2.3. Active Components and Targets of KC in the Treatment of RA

A total of 948 RA-related genes were compiled from public databases, including 784 from OMIM, 42 from GeneCards, and 222 from Disgenet. Concurrently, 90 compounds from KC were systematically identified by liquid chromatography–mass spectrometry, corresponding to 937 non-redundant target genes. Bioinformatics-based intersection of these gene sets revealed 145 overlapping targets, representing putative common loci of action between KC and RA (Figure 4a,b). From this pool, 65 key compounds with potential therapeutic relevance were shortlisted, comprising 36 lignans and 29 triterpenoids, which may represent promising candidates for further investigation in RA therapy (Supplementary Table S2).

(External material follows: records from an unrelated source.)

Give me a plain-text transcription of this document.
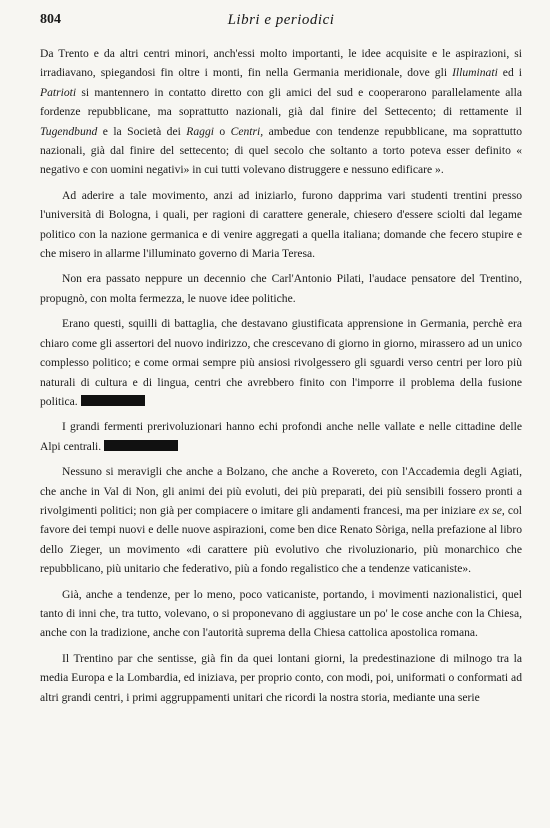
804	Libri e periodici

Da Trento e da altri centri minori, anch'essi molto importanti, le idee acquisite e le aspirazioni, si irradiavano, spiegandosi fin oltre i monti, fin nella Germania meridionale, dove gli Illuminati ed i Patrioti si mantennero in contatto diretto con gli amici del sud e cooperarono parallelamente alla fordenze repubblicane, ma soprattutto nazionali, già dal finire del Settecento; di rettamente il Tugendbund e la Società dei Raggi o Centri, ambedue con tendenze repubblicane, ma soprattutto nazionali, già dal finire del settecento; di quel secolo che soltanto a torto poteva esser definito « negativo e con uomini negativi» in cui tutti volevano distruggere e nessuno edificare ».

Ad aderire a tale movimento, anzi ad iniziarlo, furono dapprima vari studenti trentini presso l'università di Bologna, i quali, per ragioni di carattere generale, chiesero d'essere sciolti dal legame politico con la nazione germanica e di venire aggregati a quella italiana; domande che fecero stupire e che misero in allarme l'illuminato governo di Maria Teresa.

Non era passato neppure un decennio che Carl'Antonio Pilati, l'audace pensatore del Trentino, propugnò, con molta fermezza, le nuove idee politiche.

Erano questi, squilli di battaglia, che destavano giustificata apprensione in Germania, perchè era chiaro come gli assertori del nuovo indirizzo, che crescevano di giorno in giorno, mirassero ad un unico complesso politico; e come ormai sempre più ansiosi rivolgessero gli sguardi verso centri per loro più naturali di cultura e di lingua, centri che avrebbero finito con l'imporre il problema della fusione politica.

I grandi fermenti prerivoluzionari hanno echi profondi anche nelle vallate e nelle cittadine delle Alpi centrali.

Nessuno si meravigli che anche a Bolzano, che anche a Rovereto, con l'Accademia degli Agiati, che anche in Val di Non, gli animi dei più evoluti, dei più preparati, dei più sensibili fossero pronti a rivolgimenti politici; non già per compiacere o imitare gli andamenti francesi, ma per iniziare ex se, col favore dei tempi nuovi e delle nuove aspirazioni, come ben dice Renato Sòriga, nella prefazione al libro dello Zieger, un movimento «di carattere più evolutivo che rivoluzionario, più monarchico che repubblicano, più unitario che federativo, più a fondo regalistico che a tendenze vaticaniste».

Già, anche a tendenze, per lo meno, poco vaticaniste, portando, i movimenti nazionalistici, quel tanto di inni che, tra tutto, volevano, o si proponevano di aggiustare un po' le cose anche con la Chiesa, anche con la tradizione, anche con l'autorità suprema della Chiesa cattolica apostolica romana.

Il Trentino par che sentisse, già fin da quei lontani giorni, la predestinazione di milnogo tra la media Europa e la Lombardia, ed iniziava, per proprio conto, con modi, poi, uniformati o conformati ad altri grandi centri, i primi aggruppamenti unitari che ricordi la nostra storia, mediante una serie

2.4. PPI Network Cluster Analysis

The PPI network constructed from the 145 shared targets was analyzed using the MCL, which resolved it into seven distinct functional modules (Figure 5 and Figure 6). A pathologically oriented annotation reveals their specific roles in RA pathogenesis. Cluster 1, dominated by inflammatory and immune signaling hubs (e.g., MAPK14, RELA, JAK-STAT genes), encapsulates the core synovial inflammatory cascade driving leukocyte infiltration, cytokine production, and fibroblast-like synoviocyte (FLS) activation, thereby directly promoting synovitis and pannus formation. Cluster 2, enriched for coagulation factors (F2, F10) and endothelin receptors, underscores the interplay between inflammation and thrombosis in RA synovial microvasculature, contributing to ischemic injury and perpetuating a pro-inflammatory microenvironment. Cluster 3 links one-carbon folate metabolism (DHODH, TYMS) to cellular proliferation, potentially fueling the hyperplastic expansion of RA-FLS and immune cells. Cluster 4, involving carbonic anhydrases (CA1, CA2), may influence synovial fluid pH and tissue remodeling, affecting cartilage integrity and pain sensation. Cluster 5 centers on local glucocorticoid metabolism (HSD11B1), modulating inflammatory resolution and immune cell activity within the joint. Cluster 6 highlights steroid catabolism (CYP19A1), implicating estrogen metabolism in RA’s sexual dimorphism and immune modulation. Cluster 7, though poorly annotated, includes GSTM1 (oxidative stress) and OPRM1 (pain signaling), suggesting roles in redox-mediated tissue damage and nociception.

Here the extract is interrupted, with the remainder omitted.